July 9, 2006 3:42 PM Subscribe
Can we believe at will in the same way that we can raise our arms at will?
I can raise my right arm pretty much whenever I want to, simply by trying to make it go up. I can do it without trying to do anything else as a means to that end. For instance, I do not try to act upon my brain in a certain way, nor do I know which muscles I'd have to flex. I just want it to go up, and, somehow, I execute the action.
Are there any cases where a person can acquire a belief in the same way?
By "belief" I shall mean a high probability of being true that one ascribes to a proposition. E.g., I take there to be a 97% chance that it will rain in Argentina in the next three days.
Some things that might help in thinking about the question:
1. Could I go from 97% to 96% at will?

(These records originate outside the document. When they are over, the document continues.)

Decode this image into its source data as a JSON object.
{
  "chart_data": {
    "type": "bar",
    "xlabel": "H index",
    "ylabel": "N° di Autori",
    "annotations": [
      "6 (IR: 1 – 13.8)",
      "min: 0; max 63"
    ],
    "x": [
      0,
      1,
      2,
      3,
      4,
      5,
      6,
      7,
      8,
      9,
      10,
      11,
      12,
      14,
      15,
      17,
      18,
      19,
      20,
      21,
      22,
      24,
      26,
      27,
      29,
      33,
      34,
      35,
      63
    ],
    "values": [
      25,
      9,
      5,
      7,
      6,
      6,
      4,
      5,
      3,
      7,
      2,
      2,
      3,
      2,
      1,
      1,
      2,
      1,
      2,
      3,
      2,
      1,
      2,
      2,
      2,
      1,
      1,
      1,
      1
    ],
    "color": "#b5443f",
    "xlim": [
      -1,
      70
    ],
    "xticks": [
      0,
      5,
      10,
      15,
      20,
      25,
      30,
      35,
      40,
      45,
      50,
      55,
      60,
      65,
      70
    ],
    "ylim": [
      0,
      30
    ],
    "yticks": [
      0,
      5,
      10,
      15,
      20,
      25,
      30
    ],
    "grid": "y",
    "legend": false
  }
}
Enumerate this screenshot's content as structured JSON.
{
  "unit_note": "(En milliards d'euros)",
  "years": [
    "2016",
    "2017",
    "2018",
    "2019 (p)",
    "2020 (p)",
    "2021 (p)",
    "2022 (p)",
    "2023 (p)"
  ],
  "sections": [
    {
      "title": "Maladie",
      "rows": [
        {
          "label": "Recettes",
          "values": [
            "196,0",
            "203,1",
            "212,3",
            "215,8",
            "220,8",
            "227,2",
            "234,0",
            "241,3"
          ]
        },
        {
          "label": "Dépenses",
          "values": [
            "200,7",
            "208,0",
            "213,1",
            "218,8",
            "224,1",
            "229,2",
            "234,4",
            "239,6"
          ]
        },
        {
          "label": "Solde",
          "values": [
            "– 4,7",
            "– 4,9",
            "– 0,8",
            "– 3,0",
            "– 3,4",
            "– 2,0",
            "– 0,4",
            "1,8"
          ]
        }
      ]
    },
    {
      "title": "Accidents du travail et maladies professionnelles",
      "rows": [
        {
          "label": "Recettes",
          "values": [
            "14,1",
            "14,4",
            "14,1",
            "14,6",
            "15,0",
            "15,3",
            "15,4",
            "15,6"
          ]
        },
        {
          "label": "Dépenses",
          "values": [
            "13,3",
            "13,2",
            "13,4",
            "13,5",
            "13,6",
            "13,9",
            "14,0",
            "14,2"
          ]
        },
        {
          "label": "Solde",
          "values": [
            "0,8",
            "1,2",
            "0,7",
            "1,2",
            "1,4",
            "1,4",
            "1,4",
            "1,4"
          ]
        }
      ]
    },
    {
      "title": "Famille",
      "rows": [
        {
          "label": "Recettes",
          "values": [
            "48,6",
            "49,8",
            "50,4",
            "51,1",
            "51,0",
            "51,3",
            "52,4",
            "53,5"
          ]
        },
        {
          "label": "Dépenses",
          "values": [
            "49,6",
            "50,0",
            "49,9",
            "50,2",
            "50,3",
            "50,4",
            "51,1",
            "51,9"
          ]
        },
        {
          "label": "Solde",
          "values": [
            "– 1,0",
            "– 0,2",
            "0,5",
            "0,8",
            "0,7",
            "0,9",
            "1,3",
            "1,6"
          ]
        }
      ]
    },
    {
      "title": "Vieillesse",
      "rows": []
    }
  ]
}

In this case I'd be modifying what I take to be the likelihood by only one percentage point. If the modification is small, should this make the task easier?
2. Be careful to distinguish between really taking there to be a so-and-so likelihood versus merely supposing so for the sake of argument. We can merely suppose anything; really believing is a different matter.
3. If believing at will is possible, should we expect that smart people are more likely to be able to do it than dumb people? If so, this suggests that believing at will is a kind of talent. Or would dumb people be more likely to be able to pull it off? If so, this suggests that believing at will, though it may be an ability, is not a talent, and is more likely a result of intellectual vice: stupidity or irrationality of some kind.